I worked at Morton Thiokol starting about 9 months before the Challenger.

My memories of the disaster are acute. We were at work. People would and running in the halls. And the shitshow that followed.

The o-rings didn't fail. Those boosters had a stellar record (compared to other boosters...). But they were launched outside of safe launch parameters, in fact outside of design parameters. They failed to do what they weren't designed to do. And it's a tale of pressure from above to say yes to things that should not have been said yes to, by execs and bean counters.

Pressure came all the way from the white house. Likely not Reagan personally, but someone close saying the president wants this launch. Make it happen.

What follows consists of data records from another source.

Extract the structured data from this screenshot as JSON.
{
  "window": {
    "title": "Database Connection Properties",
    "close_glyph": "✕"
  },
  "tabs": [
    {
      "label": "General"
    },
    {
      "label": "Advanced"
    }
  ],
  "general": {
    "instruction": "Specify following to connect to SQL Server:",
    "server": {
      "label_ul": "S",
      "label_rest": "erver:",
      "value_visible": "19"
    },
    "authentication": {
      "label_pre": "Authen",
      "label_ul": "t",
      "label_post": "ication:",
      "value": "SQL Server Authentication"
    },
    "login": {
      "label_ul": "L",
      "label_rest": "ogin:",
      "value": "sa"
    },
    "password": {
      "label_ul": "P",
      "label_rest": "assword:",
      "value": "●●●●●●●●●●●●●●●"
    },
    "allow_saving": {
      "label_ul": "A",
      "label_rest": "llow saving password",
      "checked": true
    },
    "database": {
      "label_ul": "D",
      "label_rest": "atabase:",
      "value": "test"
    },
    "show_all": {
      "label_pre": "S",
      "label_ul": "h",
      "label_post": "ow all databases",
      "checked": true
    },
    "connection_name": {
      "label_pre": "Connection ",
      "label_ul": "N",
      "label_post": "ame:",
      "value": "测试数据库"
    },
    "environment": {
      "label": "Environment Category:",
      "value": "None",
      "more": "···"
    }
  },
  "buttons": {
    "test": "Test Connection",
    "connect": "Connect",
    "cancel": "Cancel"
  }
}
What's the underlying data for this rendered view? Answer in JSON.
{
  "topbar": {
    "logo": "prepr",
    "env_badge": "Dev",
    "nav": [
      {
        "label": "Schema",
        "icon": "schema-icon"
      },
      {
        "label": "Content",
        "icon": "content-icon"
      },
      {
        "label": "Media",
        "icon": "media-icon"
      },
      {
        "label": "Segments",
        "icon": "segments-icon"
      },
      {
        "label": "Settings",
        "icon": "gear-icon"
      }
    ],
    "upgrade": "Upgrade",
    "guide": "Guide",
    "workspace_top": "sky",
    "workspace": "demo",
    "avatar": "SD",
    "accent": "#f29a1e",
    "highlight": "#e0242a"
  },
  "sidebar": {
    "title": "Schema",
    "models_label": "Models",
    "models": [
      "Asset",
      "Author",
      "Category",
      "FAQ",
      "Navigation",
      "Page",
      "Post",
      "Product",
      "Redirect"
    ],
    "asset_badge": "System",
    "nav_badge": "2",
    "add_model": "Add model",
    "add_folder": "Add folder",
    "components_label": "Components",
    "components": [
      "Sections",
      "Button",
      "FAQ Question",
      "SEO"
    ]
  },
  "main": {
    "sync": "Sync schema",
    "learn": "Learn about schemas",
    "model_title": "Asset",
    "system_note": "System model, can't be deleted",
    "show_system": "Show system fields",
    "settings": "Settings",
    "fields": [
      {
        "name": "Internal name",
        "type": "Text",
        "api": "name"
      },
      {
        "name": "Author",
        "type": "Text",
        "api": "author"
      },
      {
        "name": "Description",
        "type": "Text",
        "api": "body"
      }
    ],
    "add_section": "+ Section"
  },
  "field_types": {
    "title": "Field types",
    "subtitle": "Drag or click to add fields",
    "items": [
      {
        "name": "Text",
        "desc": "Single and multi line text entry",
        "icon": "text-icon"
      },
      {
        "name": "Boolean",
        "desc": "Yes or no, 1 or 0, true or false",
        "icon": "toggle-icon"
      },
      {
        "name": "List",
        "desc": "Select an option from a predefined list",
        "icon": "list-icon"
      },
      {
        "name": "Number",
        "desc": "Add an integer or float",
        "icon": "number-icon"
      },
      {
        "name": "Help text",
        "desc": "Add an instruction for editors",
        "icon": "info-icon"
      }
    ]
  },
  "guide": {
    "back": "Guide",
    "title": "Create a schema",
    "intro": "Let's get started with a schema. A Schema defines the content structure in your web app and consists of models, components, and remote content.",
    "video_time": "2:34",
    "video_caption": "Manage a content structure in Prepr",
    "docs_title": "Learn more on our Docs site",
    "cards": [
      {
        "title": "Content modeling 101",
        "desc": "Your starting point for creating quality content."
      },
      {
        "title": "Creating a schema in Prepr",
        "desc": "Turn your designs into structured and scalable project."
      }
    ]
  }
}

It was a brutal lesson in how decisions get made—and why—by the wrong people, for the wrong reasons. And how the people responsible (at Morton Thiokol, at NASA, and at the White House) weren’t held accountable. But people who they abused and pressured and browbeat were. And people who weren’t even in the decision loop were, as well. In the wake of all that, they suggested that the booster construction workers needed drug testing (as a “benefit”).

(Someday, democracy of some sort will come to our workplaces—and things will be far from perfect, still. But it will be far better.)

I spent months of my work life thereafter documenting the o-ring/joint redesign for Congress. Hundreds of others did the design work. We spent vast amounts upgrading — making heavier and theoretically more effective — the o-ring joints. Which made the rockets heavier, which meant less payload could be sent to orbit. To ‘improve’ a joint that only failed when it was tested by launching under conditions that it was never designed to function in. And which the new joint would never be launched in, because of the past. It was... the Maginot Line; glorious on paper, designed for the past that would not be repeated, immensely costly, and... useless.

But it helped maintain a smokescreen or accountability.